Eric Faye dont j'apprécie beaucoup les chroniques de voyage écrites à quatre mains avec Christian Garcin aborde ici le Japon cette « planète habitée la plus proche de la Terre », par le biais de sa littérature et de son cinéma. Une approche qui m'a beaucoup servie par le passé pour arriver à comprendre et apprécier un pays et une société opaque, d'accès difficile.

Le passé éclairant le présent, Faye ouvre ses premières fenêtres sur les fléaux du début du siècle dernier, guerre , tremblements de terre et bombes atomiques de Hiroshima et Nagasaki qui dominent la littérature nippone, à travers les conséquences desquels se révèle l'âme profonde du pays et le rapport de sa population à l'altérité et aux minorités. Il en ressort que le Japon s'y reflète plutôt par les souffrances qu'il a subies que celles qu'il a infligées, les notions mêmes de péché, de culpabilité et de pardon n'étant pas les mêmes dans une Europe chrétienne et dans un Extrême-Orient shintoïste, bouddhiste. Ce qui n'empêche pas les prises de conscience morales dont témoigne par exemple l'oeuvre monumentale du cinéaste Masaki Kobayashi.« La condition de l'homme ».

Y cheminent aussi les réflexions sur la place de la femme dans la société et à l'intérieur du couple, sur la famille japonaise longtemps soumise à l'autorité d'un chef sur l'ensemble de ses membres , qui évolueront très lentement dans le temps. La Constitution de novembre 1946 fortement inspirée des Américains consacrant la liberté individuelle sera le premier virage de cette évolution. Pourtant le Japon reste le pays où la règle est de se conformer aux valeurs et attitudes du groupe.” le premier lieu où la liberté n'existe pas au Japon-et où la liberté n'a guère de sens-est le noyau familial. le prénom est mentionné après le patronyme. On est d'abord d'une famille, puis soi-même “.

Dans son ensemble Faye nous relate les faces sombres d'une société, dont le tableau qui en ressort va à l'encontre de ses apparences : discrimination et massacre des Coréens, que Aki Shimazaki relate dans Tsubame et Akira Yoshimura dans le grand tremblement de terre de Kanto, auxquelles s'ajoute celle des burakumins , des parias discriminés pour cause d'avoir exécuté des basses besognes ( bouchers, tanneurs..) . Outre, c'est un pays où existe plus d'un million de hikikomoris et où quatre-vingt-dix mille de ses habitants fuient leur vie chaque année et sont engloutis dans les limbes. Alors que nous la considérons souvent comme policée,réglementée à l'extrême et très respectueuse de l'autre, c'est une société dominée par la violence et la solitude.

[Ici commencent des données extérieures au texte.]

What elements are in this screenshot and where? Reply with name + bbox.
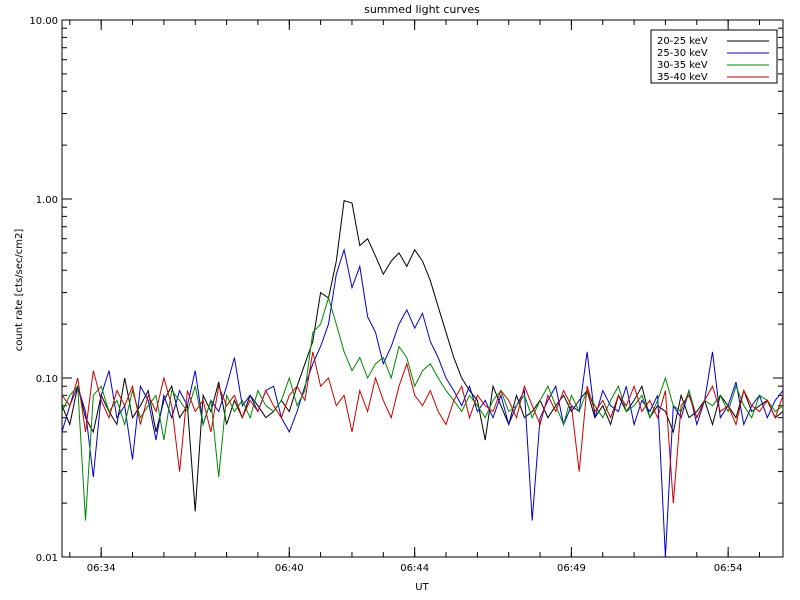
axis-ticks <box>62 20 783 558</box>
x-tick-label: 06:44 <box>400 563 429 574</box>
legend-box <box>650 29 778 84</box>
chart-title: summed light curves <box>364 3 480 16</box>
x-tick-label: 06:54 <box>714 563 743 574</box>
legend-label: 20-25 keV <box>657 36 708 47</box>
y-tick-label: 0.01 <box>36 553 58 564</box>
y-axis-label: count rate [cts/sec/cm2] <box>14 229 25 352</box>
legend-label: 35-40 keV <box>657 72 708 83</box>
y-tick-label: 0.10 <box>36 374 58 385</box>
legend-label: 30-35 keV <box>657 60 708 71</box>
plot-frame <box>61 19 784 558</box>
x-tick-label: 06:49 <box>557 563 586 574</box>
series-lines <box>61 199 784 558</box>
x-tick-label: 06:34 <box>87 563 116 574</box>
series-line-30-35-kev <box>61 296 784 521</box>
legend-label: 25-30 keV <box>657 48 708 59</box>
series-line-25-30-kev <box>61 247 784 558</box>
series-line-35-40-kev <box>61 351 784 504</box>
x-axis-label: UT <box>415 582 429 593</box>
series-line-20-25-kev <box>61 199 784 512</box>
x-tick-label: 06:40 <box>275 563 304 574</box>
y-tick-label: 10.00 <box>29 16 58 27</box>
y-tick-label: 1.00 <box>36 195 58 206</box>
x-tick-labels: 06:34 06:40 06:44 06:49 06:54 <box>87 563 743 574</box>
y-tick-labels: 0.01 0.10 1.00 10.00 <box>29 16 58 564</box>
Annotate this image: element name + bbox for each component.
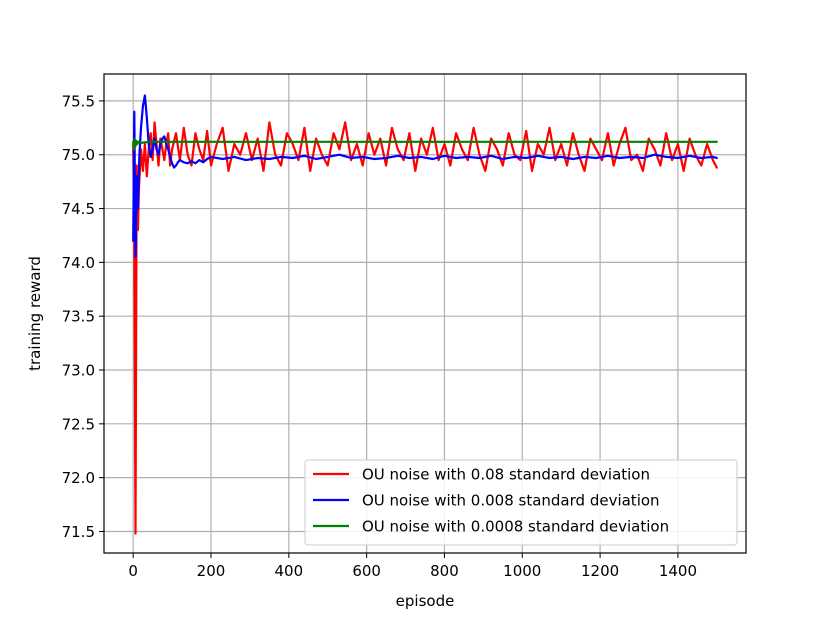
y-tick-label: 74.5 [62, 200, 95, 218]
y-tick-label: 73.0 [62, 362, 95, 380]
legend: OU noise with 0.08 standard deviation OU … [304, 459, 738, 546]
y-tick-label: 72.5 [62, 415, 95, 433]
legend-box [304, 459, 738, 546]
x-tick-label: 0 [128, 562, 138, 580]
x-axis-label: episode [396, 592, 455, 610]
series-line-1 [132, 94, 718, 259]
y-tick-label: 75.0 [62, 146, 95, 164]
series-layer [132, 94, 718, 535]
x-tick-label: 800 [430, 562, 459, 580]
x-tick-label: 1200 [581, 562, 619, 580]
legend-label-2: OU noise with 0.0008 standard deviation [362, 518, 669, 536]
y-tick-label: 73.5 [62, 308, 95, 326]
legend-label-0: OU noise with 0.08 standard deviation [362, 466, 650, 484]
series-line-2 [132, 137, 718, 151]
y-axis-label: training reward [26, 256, 44, 371]
x-tick-label: 1000 [503, 562, 541, 580]
plot-frame [103, 73, 747, 554]
ticks: 0 200 400 600 800 1000 1200 1400 71.5 72.0 72.5 73.… [62, 92, 697, 580]
y-tick-label: 71.5 [62, 523, 95, 541]
x-tick-label: 600 [352, 562, 381, 580]
legend-label-1: OU noise with 0.008 standard deviation [362, 492, 660, 510]
x-tick-label: 1400 [659, 562, 697, 580]
y-tick-label: 74.0 [62, 254, 95, 272]
y-tick-label: 72.0 [62, 469, 95, 487]
x-tick-label: 200 [197, 562, 226, 580]
x-tick-label: 400 [274, 562, 303, 580]
y-tick-label: 75.5 [62, 92, 95, 110]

Même en pensant assez bien le connaître , ce livre m'a ouverte des nouvelles fenêtres sur des aspects surprises du Japon. Une lecture très instructive et passionnante, où l'auteur m'a impressionnée par sa vaste culture dans les deux domaines, agrémentée d'une analyse simple, impartiale et sans fioriture des divers thèmes abordés à travers livres et films. Un livre pour les passionnés du Japon , mais avant tout pour curieuses et curieux 😊!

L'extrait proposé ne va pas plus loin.